Director Pediatric Transplantation
Children's Hospital of Pittsburgh
Since the first successful liver transplantation was performed in a child almost 40 years ago, this option has increasingly become a life-saving therapy for children with liver diseases such as biliary atresia. Interestingly, the next most common indication for liver transplant in children has been metabolic diseases such as tyrosinemia or urea cycle defects. Despite the availability of medical therapy for these diseases, the unpredictable nature of the disease and the potential long-term complications of tumors or neurologic problems has led to the use of liver transplant in these children. Results for liver transplantation have increasingly improved with experienced centers demonstrating high rates of survival exceeding 90% at 1 to 2 years. Of note, this includes caring for children who present in very sick condition with acute liver failure or for children with other conditions such as liver tumors. At Children's Hospital of Pittsburgh we have been very focused not only on successful survival outcome but also on assuring that children who undergo transplantation are achieving a highly improved quality of life. One of the ways that this has been achieved has been by developing new ways of handling immunosuppression, i.e., the medicines that are used to prevent rejection of the transplanted organ.

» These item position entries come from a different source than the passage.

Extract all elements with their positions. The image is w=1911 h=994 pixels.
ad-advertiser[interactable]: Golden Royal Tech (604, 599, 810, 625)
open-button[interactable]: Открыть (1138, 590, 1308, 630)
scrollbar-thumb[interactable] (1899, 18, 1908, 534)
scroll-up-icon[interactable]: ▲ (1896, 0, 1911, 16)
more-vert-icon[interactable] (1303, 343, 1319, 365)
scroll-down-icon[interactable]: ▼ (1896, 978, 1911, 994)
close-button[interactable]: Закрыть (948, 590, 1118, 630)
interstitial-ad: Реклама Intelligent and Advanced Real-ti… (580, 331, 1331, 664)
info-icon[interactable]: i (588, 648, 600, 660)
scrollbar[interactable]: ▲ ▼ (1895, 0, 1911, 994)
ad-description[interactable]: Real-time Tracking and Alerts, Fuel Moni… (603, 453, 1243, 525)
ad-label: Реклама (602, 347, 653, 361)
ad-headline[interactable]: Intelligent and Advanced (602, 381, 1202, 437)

|"For our family, the experience of going through the transplant was less stressful than going through a metabolic crisis because the outcome was much more predictable. Our life has been improved beyond measure in the last year, we don't look back and we have no regrets." Jay and Oula Haddad, parents of Grace age almost 4, transplanted June 24, 2004|
Immunosuppression, as we noted earlier, remains one of the long-term concerns that posttransplant patients encounter. As opposed to earlier protocols that featured multiple drug regimens, our current immunosuppression relies on single drug therapy with steroid use only if there are episodes of rejection. Currently, approximately 40% of patients may encounter an easily treated rejection episode after liver transplant. Three out of 7 of our recently transplanted MSD patients experienced a mild episode of rejection that did require a brief course of steroids. All of the children are on a single drug (Tacrolimus) to control rejection, except for one child who is currently receiving steroids for rejection.
Infections have historically been an important risk factor for transplantation, but we are seeing an improved infection rate following transplantation. For example, virus infections such as those related to CMV and EBV (cytomegalovirus and Epstein Barr Viral, respectively) have steadily decreased to less than 4% in our experience. A more feared complication, post-transplant lymphoproliferative disorder (PTLD) has similarly decreased to less than 3%. In our MSD patients, no patient has developed CMV disease or PTLD.
Significant neurological recovery has been noted in the long-term patient who underwent transplant and subtle but clear improvements have been reported in several of the recently transplanted patients. These findings are now being objectively quantified by neurodevelopmental testing done pre and post-transplant in subsequent transplant recipients.
Liver transplantation may also prove be a cost effective therapy for MSD that may reduce the long-term cost associated with medical care and treatment for acute metabolic decompensation. Most importantly, the uncertain risk of a devastating neurologic complication can be prevented with a successful liver transplantation. Although these children continue to have MSD genetically, the transplanted liver supplies sufficient enzyme activity to metabolize unrestricted protein diets and maintain branch chain amino acid homeostasis.